Глава IX. Ренессанс в его значении для экономического миросозерцания




Глава IX. Ренессанс в его значении для экономического миросозерцания

1. Значение гуманизма для экономической жизни

Литература: Онкен. История политической экономии. P. Wernle. Renaissance und Reformation. 1911. Бергер. Культурные задачи реформации. Я. Буркхардт. Культура возрождения в Италии. I—II. Ad. Harnack. Reden und Aufsatze. I—II. Th. Ziegler. Geschichte der christlichen Ethik. 1886. W. Gass. Gesch[ichte] d[er] christl[ichen] Ethik. I—II, 1881–1887. К. Фишер. История философии, т. I. Виндельбанд. История [новой] философии, т. I. Pico de la Mirandola. De hominis dignitate (нем. пер[евод]: «Von der WiirdedesMenschen», 1905). W. Sombart. Die Juden und das Wirtschaftsleben. 1911. Его же. Современный капитализм, I—II.

Переход от средних веков к новому времени осуществляется в медленном, многовековом переломе жизни, который, начинаясь с XIII–XIV вв., ощущается с особенной напряженностью в XV–XVI вв. и, в сущности, продолжается и до нашего времени. Общее духовное содержание этого исторического процесса может быть определено как секуляризация жизни, отрыв от церкви и обмирщение всех ее идеалов, преобладание ценностей земных, посюсторонних, над потусторонними, религиозными. Этот процесс обмирщения имеет несколько степеней: переход от средневекового уклада жизни к духовному строю нового времени совершается чрез ренессанс, реставрацию древнего язычества, и реформацию, «светское христианство», на верхних же ступенях стоят уже вполне светское «просвещение», философский и экономический материализм и «научное» мировоззрение.
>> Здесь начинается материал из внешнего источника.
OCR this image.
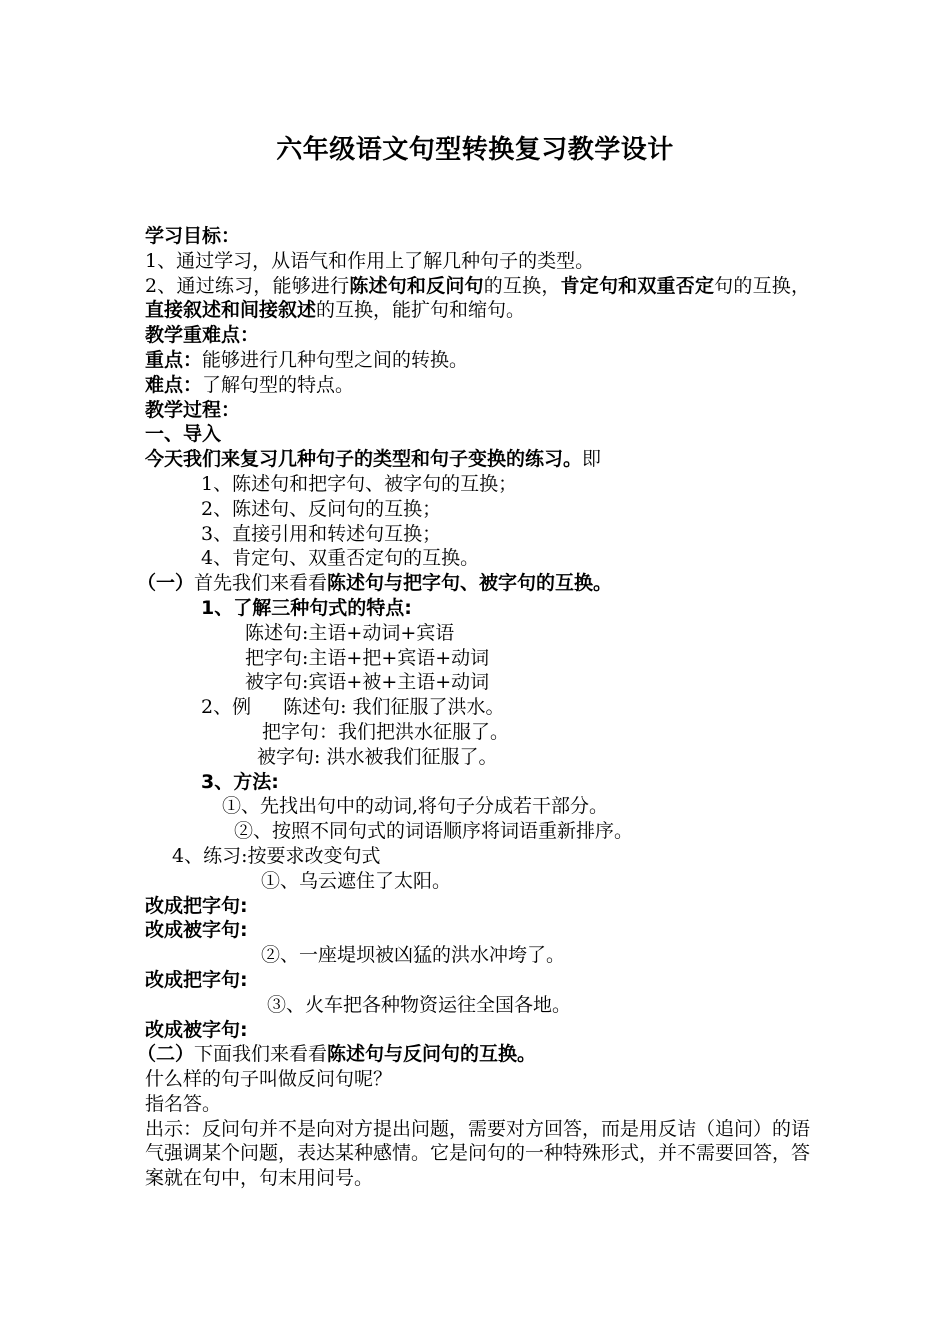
六年级语文句型转换复习教学设计
学习目标：
1、通过学习，从语气和作用上了解几种句子的类型。
2、通过练习，能够进行陈述句和反问句的互换，肯定句和双重否定句的互换，直接叙述和间接叙述的互换，能扩句和缩句。
教学重难点：
重点：能够进行几种句型之间的转换。
难点：了解句型的特点。
教学过程：
一、导入
今天我们来复习几种句子的类型和句子变换的练习。即
1、陈述句和把字句、被字句的互换；
2、陈述句、反问句的互换；
3、直接引用和转述句互换；
4、肯定句、双重否定句的互换。
（一）首先我们来看看陈述句与把字句、被字句的互换。
1、了解三种句式的特点:
陈述句:主语+动词+宾语
把字句:主语+把+宾语+动词
被字句:宾语+被+主语+动词
2、例 陈述句: 我们征服了洪水。
把字句：我们把洪水征服了。
被字句: 洪水被我们征服了。
3、方法:
①、先找出句中的动词,将句子分成若干部分。
②、按照不同句式的词语顺序将词语重新排序。
4、练习:按要求改变句式
①、乌云遮住了太阳。
改成把字句:
改成被字句:
②、一座堤坝被凶猛的洪水冲垮了。
改成把字句:
③、火车把各种物资运往全国各地。
改成被字句:
（二）下面我们来看看陈述句与反问句的互换。
什么样的句子叫做反问句呢？
指名答。
出示：反问句并不是向对方提出问题，需要对方回答，而是用反诘（追问）的语气强调某个问题，表达某种感情。它是问句的一种特殊形式，并不需要回答，答案就在句中，句末用问号。
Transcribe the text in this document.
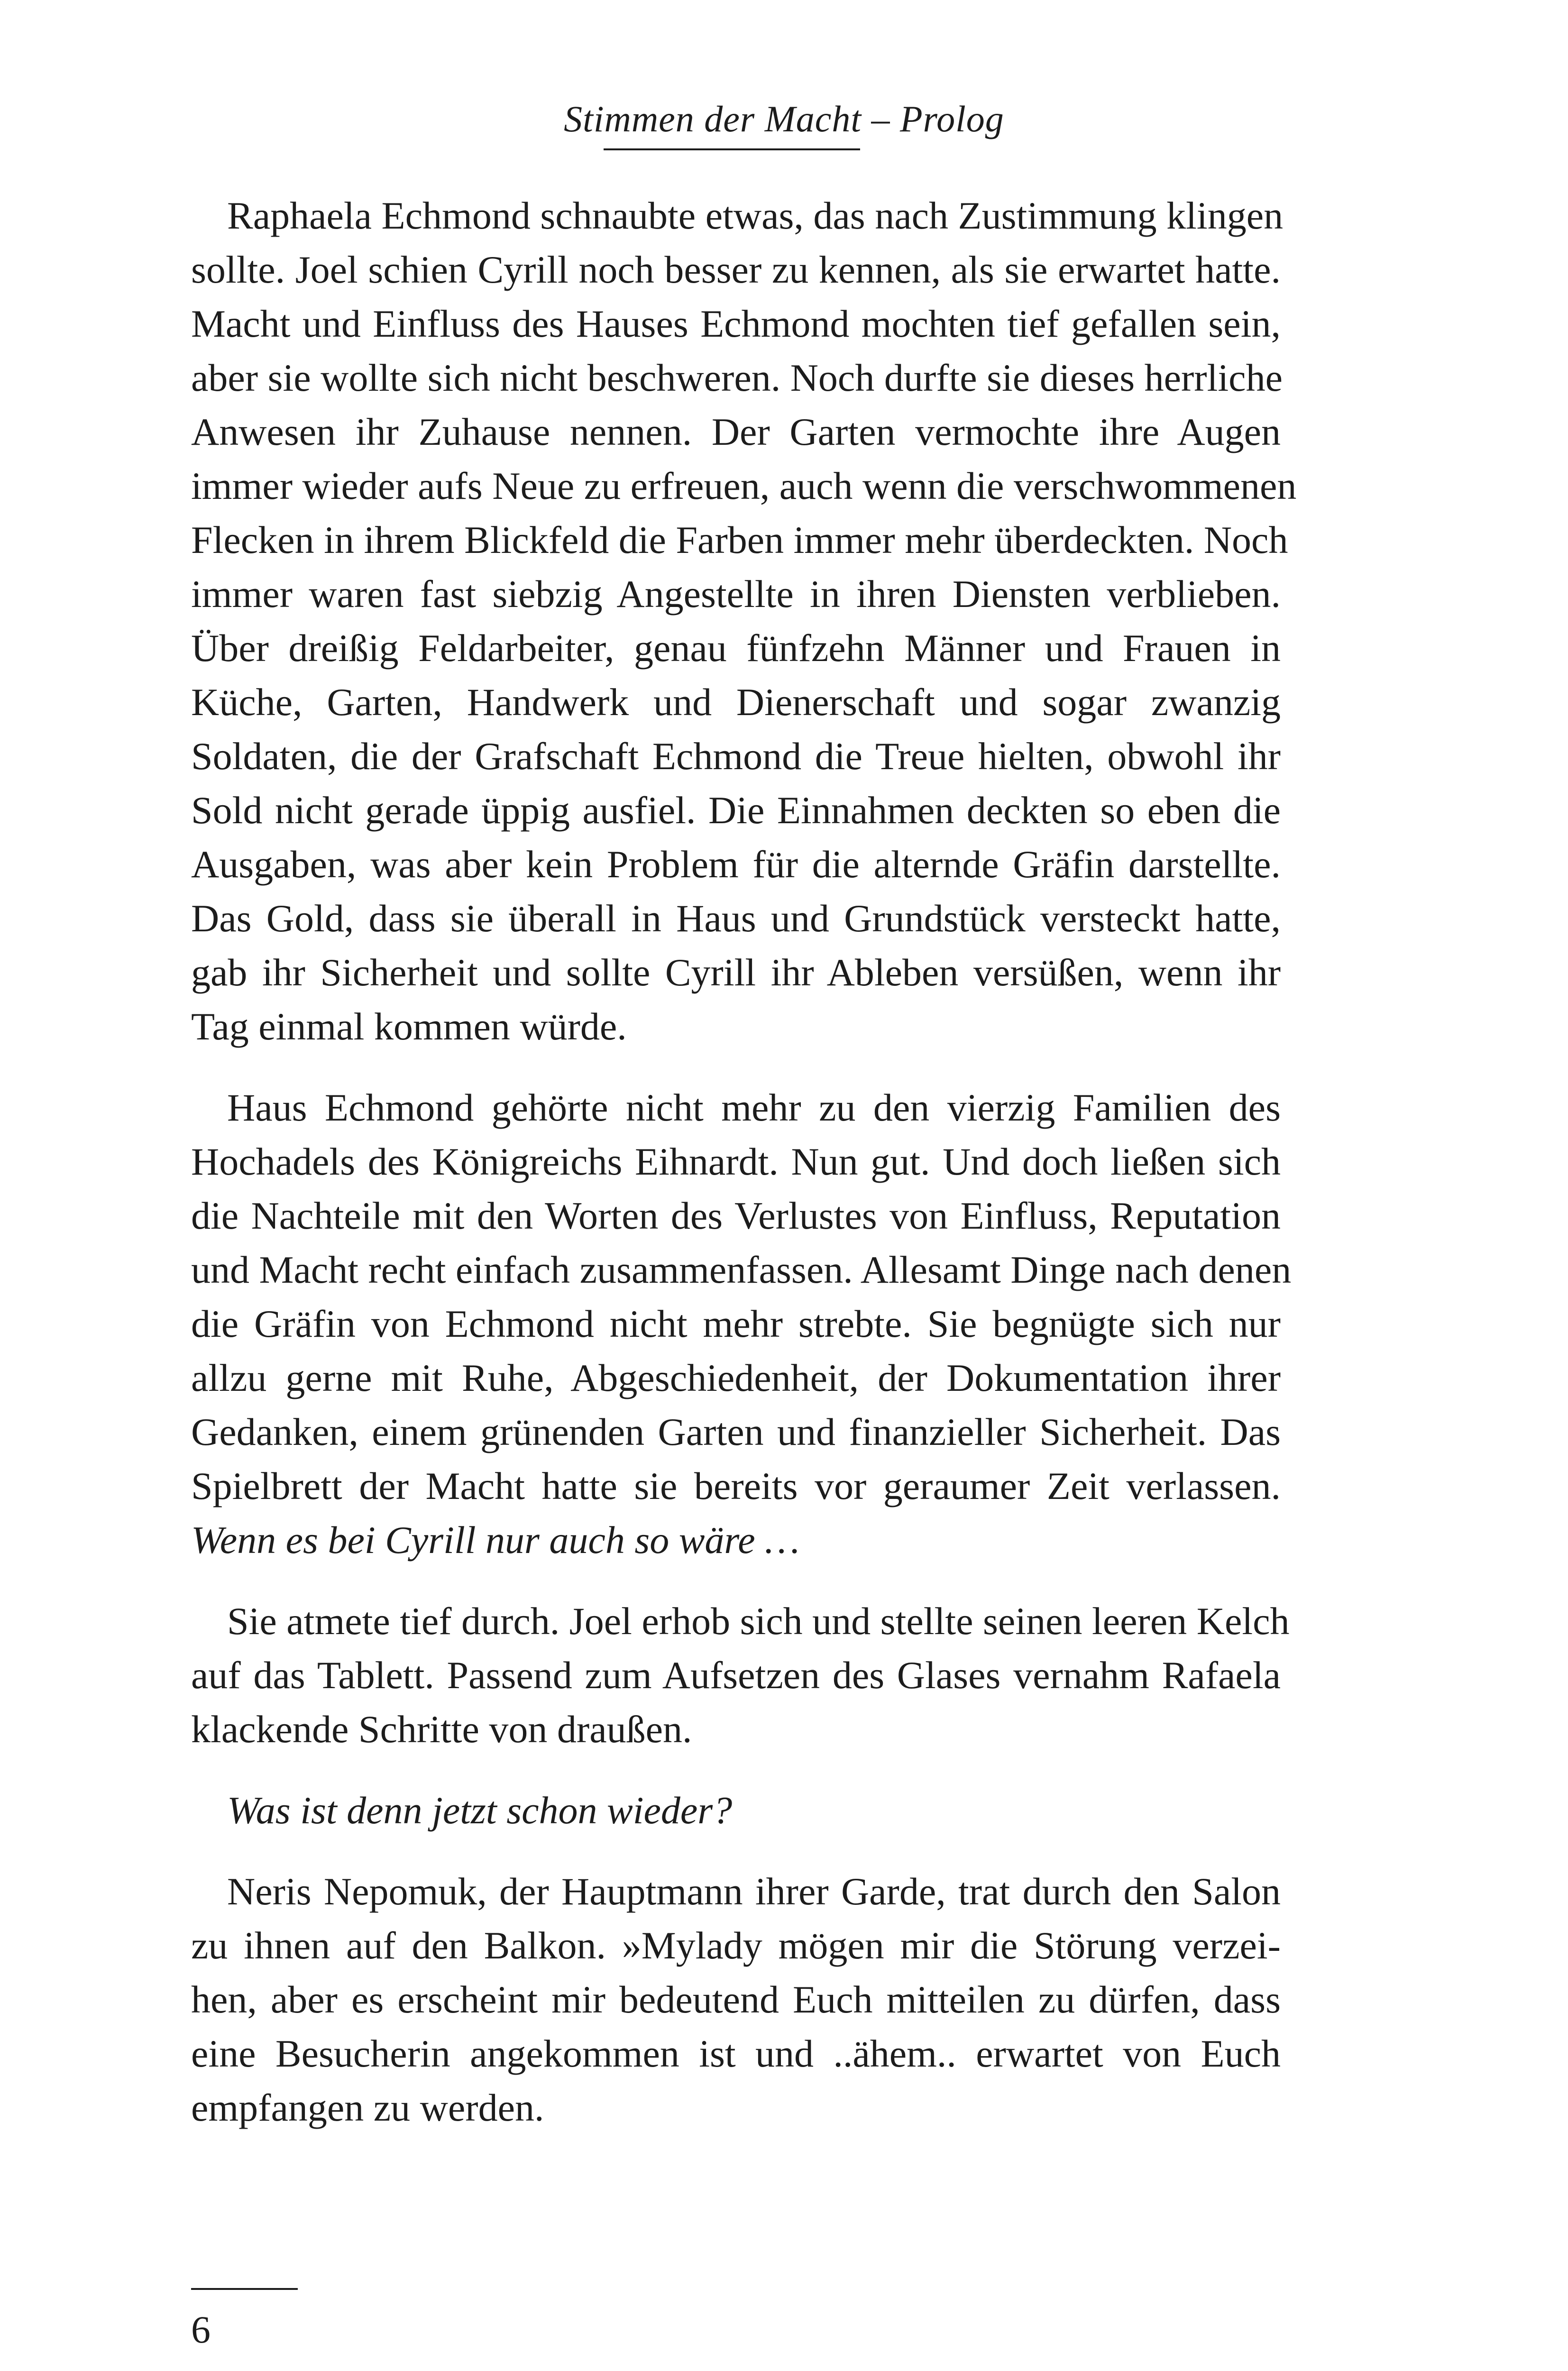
Stimmen der Macht – Prolog
Raphaela Echmond schnaubte etwas, das nach Zustimmung klingen
sollte. Joel schien Cyrill noch besser zu kennen, als sie erwartet hatte.
Macht und Einfluss des Hauses Echmond mochten tief gefallen sein,
aber sie wollte sich nicht beschweren. Noch durfte sie dieses herrliche
Anwesen ihr Zuhause nennen. Der Garten vermochte ihre Augen
immer wieder aufs Neue zu erfreuen, auch wenn die verschwommenen
Flecken in ihrem Blickfeld die Farben immer mehr überdeckten. Noch
immer waren fast siebzig Angestellte in ihren Diensten verblieben.
Über dreißig Feldarbeiter, genau fünfzehn Männer und Frauen in
Küche, Garten, Handwerk und Dienerschaft und sogar zwanzig
Soldaten, die der Grafschaft Echmond die Treue hielten, obwohl ihr
Sold nicht gerade üppig ausfiel. Die Einnahmen deckten so eben die
Ausgaben, was aber kein Problem für die alternde Gräfin darstellte.
Das Gold, dass sie überall in Haus und Grundstück versteckt hatte,
gab ihr Sicherheit und sollte Cyrill ihr Ableben versüßen, wenn ihr
Tag einmal kommen würde.
Haus Echmond gehörte nicht mehr zu den vierzig Familien des
Hochadels des Königreichs Eihnardt. Nun gut. Und doch ließen sich
die Nachteile mit den Worten des Verlustes von Einfluss, Reputation
und Macht recht einfach zusammenfassen. Allesamt Dinge nach denen
die Gräfin von Echmond nicht mehr strebte. Sie begnügte sich nur
allzu gerne mit Ruhe, Abgeschiedenheit, der Dokumentation ihrer
Gedanken, einem grünenden Garten und finanzieller Sicherheit. Das
Spielbrett der Macht hatte sie bereits vor geraumer Zeit verlassen.
Wenn es bei Cyrill nur auch so wäre …
Sie atmete tief durch. Joel erhob sich und stellte seinen leeren Kelch
auf das Tablett. Passend zum Aufsetzen des Glases vernahm Rafaela
klackende Schritte von draußen.
Was ist denn jetzt schon wieder?
Neris Nepomuk, der Hauptmann ihrer Garde, trat durch den Salon
zu ihnen auf den Balkon. »Mylady mögen mir die Störung verzei-
hen, aber es erscheint mir bedeutend Euch mitteilen zu dürfen, dass
eine Besucherin angekommen ist und ..ähem.. erwartet von Euch
empfangen zu werden.
6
Современный человек с его запросами и понятиями зародился поэтому не в XIX веке, но еще в XV–XVI веках, в частности, в эпоху реформации и возрождения. И все то, что в настоящее время получает более полное развитие и выражение, как бы в зерне содержится уже здесь. Это имеет силу и в вопросах экономического мировоззрения. Поэтому нам необходимо хотя бы кратко остановиться на этой эпохе наиболее стремительного перехода от средних веков к новому времени и указать главные его моменты.

Начнем с самого простого и осязательного, именно с событий экономических. В жизни европейских народов в конце средних веков происходит целый ряд глубоких экономических перемен, которые в общем и целом сводятся к расширению обмена и постепенному созданию народного хозяйства, чрез посредство «территориального», этой промежуточной стадии между городским и государственно–народным хозяйством, как и политически территории княжеств посредствуют между феодальной раздробленностью и государственной централизованностью наших дней. Могущественным толчком к развитию и расширению обмена послужили Крестовые походы. Хотя Крестовые походы были вызваны мотивами характера религиозного или, по крайней мере, они неизменно выставлялись на знамени их, однако значение их в истории было многосторонне. И, прежде всего, Крестовые походы имеют огромное экономическое значение[224].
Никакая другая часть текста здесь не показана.